Before the revolution, Derevenko was a physician who served at the court of the last Tsar, Nicholas II. He was a specialist doctor assigned to look after the Tsarevich in 1912, who suffered from haemophilia. His son, Kolya Derevenko, was a friend of Alexei. Nicholas II abdicated in March 1917 and was exiled with his family to the Siberian village of Tobolsk that August, a journey on which Derevenko and his family voluntarily embarked. In May 1918 the Derevenkos accompanied the Imperial family to the Siberian city of Yekaterinburg. Like many others, they were prohibited from staying with the Romanovs inside the Ipatiev House. Instead they stayed in a house across the street, though Derevenko was occasionally allowed to treat Nicholas's son, Alexei Nikolaevich.

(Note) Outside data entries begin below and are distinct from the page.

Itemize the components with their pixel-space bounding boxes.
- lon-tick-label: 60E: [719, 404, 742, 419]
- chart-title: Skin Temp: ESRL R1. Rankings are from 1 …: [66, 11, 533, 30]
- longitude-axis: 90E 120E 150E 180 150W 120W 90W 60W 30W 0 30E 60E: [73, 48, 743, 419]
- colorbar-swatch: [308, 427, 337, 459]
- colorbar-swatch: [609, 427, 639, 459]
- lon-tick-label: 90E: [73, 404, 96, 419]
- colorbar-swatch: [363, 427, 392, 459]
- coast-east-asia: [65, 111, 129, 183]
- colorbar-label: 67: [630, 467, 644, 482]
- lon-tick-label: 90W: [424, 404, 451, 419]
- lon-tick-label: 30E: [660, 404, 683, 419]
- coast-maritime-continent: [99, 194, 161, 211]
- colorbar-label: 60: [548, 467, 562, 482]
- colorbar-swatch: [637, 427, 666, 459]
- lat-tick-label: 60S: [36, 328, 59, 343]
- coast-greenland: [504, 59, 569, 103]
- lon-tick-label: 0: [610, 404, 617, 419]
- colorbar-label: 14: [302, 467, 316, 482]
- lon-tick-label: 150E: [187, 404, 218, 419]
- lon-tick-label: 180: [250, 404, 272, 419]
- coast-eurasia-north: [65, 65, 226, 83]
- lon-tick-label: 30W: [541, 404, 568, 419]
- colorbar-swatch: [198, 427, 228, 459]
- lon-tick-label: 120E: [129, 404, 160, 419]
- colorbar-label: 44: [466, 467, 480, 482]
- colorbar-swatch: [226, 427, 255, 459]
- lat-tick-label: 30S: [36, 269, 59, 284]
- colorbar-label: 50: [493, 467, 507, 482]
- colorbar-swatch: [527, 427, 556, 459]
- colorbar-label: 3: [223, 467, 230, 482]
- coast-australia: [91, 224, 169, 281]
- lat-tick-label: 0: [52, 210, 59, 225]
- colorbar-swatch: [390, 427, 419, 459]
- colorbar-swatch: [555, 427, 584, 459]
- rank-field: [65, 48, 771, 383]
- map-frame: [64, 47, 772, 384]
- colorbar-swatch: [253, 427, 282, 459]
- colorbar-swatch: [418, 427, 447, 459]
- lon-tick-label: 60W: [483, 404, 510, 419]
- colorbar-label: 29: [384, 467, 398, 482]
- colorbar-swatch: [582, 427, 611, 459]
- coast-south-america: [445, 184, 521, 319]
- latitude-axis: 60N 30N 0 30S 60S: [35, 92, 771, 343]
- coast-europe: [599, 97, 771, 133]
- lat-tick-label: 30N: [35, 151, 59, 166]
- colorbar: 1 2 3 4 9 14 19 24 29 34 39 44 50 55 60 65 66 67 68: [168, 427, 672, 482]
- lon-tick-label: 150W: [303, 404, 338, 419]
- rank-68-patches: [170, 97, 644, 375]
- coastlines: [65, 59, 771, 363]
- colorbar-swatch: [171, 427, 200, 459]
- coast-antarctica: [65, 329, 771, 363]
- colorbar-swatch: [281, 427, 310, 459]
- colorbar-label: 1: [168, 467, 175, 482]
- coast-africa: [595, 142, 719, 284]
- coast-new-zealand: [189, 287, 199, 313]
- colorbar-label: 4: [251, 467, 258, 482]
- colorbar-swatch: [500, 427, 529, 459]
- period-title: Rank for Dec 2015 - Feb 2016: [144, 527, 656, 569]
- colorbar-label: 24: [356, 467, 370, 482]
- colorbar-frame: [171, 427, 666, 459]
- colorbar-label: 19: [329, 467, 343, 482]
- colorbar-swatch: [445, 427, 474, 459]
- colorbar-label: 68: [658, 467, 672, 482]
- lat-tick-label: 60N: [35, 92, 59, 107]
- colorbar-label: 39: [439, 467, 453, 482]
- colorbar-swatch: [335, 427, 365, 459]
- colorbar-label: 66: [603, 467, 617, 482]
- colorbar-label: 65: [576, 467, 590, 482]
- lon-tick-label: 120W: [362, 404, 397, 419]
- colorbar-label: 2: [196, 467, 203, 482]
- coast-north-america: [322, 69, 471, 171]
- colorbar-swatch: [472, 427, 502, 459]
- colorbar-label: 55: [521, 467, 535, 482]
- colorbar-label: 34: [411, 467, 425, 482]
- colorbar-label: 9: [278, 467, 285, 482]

Early in the morning of 17 July 1918 the former Imperial family and four retainers were murdered by order of the Bolshevik government.

==After the Romanovs==
One week after the murders, Yekaterinburg fell to the anti-Bolshevik White Army. As the civil war reached its climax. Derevenko and his family remained in Yekaterinburg, where he practised medicine and aided White investigators in their inquiry into the Imperial family's murder. When the Bolshevik Red Army recaptured the city in late 1918, Derevenko moved his family to the White Army stronghold of Perm, where he taught at Perm University's hospital. The Bolsheviks regained the city the next year and the Derevenkos again relocated, this time to Tomsk, where he became head of the district military hospital.

He was arrested by the NKVD in the early 1930s and executed in 1936 during the Great Purge.

==In literature and drama==
Derevenko features as a character in the play, Ekaterinburg about the time in captivity of the Romanovs and their retainers inside the Ipatiev House in Ekaterinburg.